Não há nenhum pecado no fato de uma igreja pedir donativos aos fiéis para sustentar suas atividades. Organizações religiosas também precisam de dinheiro para se manter – é uma prática prevista em lei e que goza de imunidade fiscal. A doação religiosa remonta a Abraão, o personagem bíblico que decidiu repartir seus ganhos com Deus. Ele doou parte do espólio de uma guerra a um sacerdote chamado Melquisedeque como forma de gratidão por ter sido abençoado. O bispo Macedo, portanto, não inaugurou nenhum capítulo novo na história das religiões ao pedir doações, mas é inegável que ele levou esse hábito a um patamar inédito.
CONSELHO DA IGREJA
"Em 2007, eu estava em dificuldades financeiras e pedi aconselhamento a um pastor da Universal. Ele disse que minha vida só melhoraria se eu doasse dinheiro à igreja. Contei a ele que meu marido estava com 2 800 reais guardados em casa, pois havia vendido um carro. O pastor disse que era pouco e perguntou se eu não conseguiria mais. Respondi que havia também 400 reais separados para o aluguel. Ele pediu que eu inteirasse 3 000 reais e levasse à igreja na mesma hora. Fiz o que ele mandou. Quando meu marido descobriu, ficou muito bravo. No dia seguinte, fomos ao templo pedir ao pastor para devolver o dinheiro. Ele disse que era impossível, falou que eu estava com um encosto e ainda mandou meu marido fazer um BO contra mim por furto. Hoje, me arrependo de ter caído naquela conversa."
Simone Vitório, 31 anos, cabeleireira.
Macedo arrecada muito porque tem método: ele colocou o dinheiro no centro de seu discurso teológico. Se os católicos veem na doação uma oportunidade de praticar a virtude da caridade, a Universal tem uma visão muito mais pragmática do assunto. A igreja se inspirou nos preceitos da Teologia da Prosperidade, criada por pentecostais americanos no início do século XX, para desenvolver uma linha de raciocínio na qual o fiel faz um "toma lá dá cá" com Deus.
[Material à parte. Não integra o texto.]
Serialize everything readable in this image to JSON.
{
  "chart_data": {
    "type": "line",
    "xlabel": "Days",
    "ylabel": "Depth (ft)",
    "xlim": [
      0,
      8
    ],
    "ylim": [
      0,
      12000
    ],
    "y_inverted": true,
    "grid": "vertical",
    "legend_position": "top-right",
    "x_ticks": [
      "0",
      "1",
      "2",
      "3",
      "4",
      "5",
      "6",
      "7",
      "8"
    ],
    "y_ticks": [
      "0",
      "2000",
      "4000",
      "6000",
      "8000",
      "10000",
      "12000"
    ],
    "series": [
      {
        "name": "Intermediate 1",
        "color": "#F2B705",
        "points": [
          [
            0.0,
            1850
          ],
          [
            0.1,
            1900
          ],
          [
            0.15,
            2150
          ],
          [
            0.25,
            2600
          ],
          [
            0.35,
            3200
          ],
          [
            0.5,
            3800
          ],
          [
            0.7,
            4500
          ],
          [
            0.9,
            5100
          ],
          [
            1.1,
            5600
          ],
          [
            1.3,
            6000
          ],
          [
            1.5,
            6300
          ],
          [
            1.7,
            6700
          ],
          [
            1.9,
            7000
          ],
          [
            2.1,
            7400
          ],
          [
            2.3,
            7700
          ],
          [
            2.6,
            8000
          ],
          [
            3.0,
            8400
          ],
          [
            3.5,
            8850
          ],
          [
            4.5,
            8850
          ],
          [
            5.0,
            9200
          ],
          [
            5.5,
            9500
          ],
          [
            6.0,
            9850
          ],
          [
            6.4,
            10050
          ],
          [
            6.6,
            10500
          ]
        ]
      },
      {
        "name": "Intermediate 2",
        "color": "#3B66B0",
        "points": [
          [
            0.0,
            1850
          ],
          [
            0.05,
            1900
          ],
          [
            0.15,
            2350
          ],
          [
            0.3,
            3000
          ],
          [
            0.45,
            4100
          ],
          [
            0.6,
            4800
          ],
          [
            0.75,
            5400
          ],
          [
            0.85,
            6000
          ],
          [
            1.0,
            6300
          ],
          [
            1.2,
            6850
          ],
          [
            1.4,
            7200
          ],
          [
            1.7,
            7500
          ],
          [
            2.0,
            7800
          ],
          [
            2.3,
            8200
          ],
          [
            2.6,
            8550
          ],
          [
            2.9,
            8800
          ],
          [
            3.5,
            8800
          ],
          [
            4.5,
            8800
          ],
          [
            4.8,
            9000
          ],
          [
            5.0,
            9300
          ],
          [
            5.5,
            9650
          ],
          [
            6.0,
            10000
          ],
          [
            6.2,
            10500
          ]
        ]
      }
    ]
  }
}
Na Universal, ensina-se que a felicidade terrena é uma concessão divina. Apenas quem é abençoado consegue ter uma vida livre de sofrimentos e repleta de saúde e prosperidade material. Para alcançar a graça, no entanto, é preciso viver fervorosamente a experiência da fé e, sobretudo, demonstrá-la. E a melhor forma de fazer isso é entregar dinheiro aos representantes de Deus – no caso, os bispos da Universal – para que ele seja misticamente multiplicado. A doação é um investimento. Quanto mais o fiel der à igreja, mais receberá de Deus no futuro.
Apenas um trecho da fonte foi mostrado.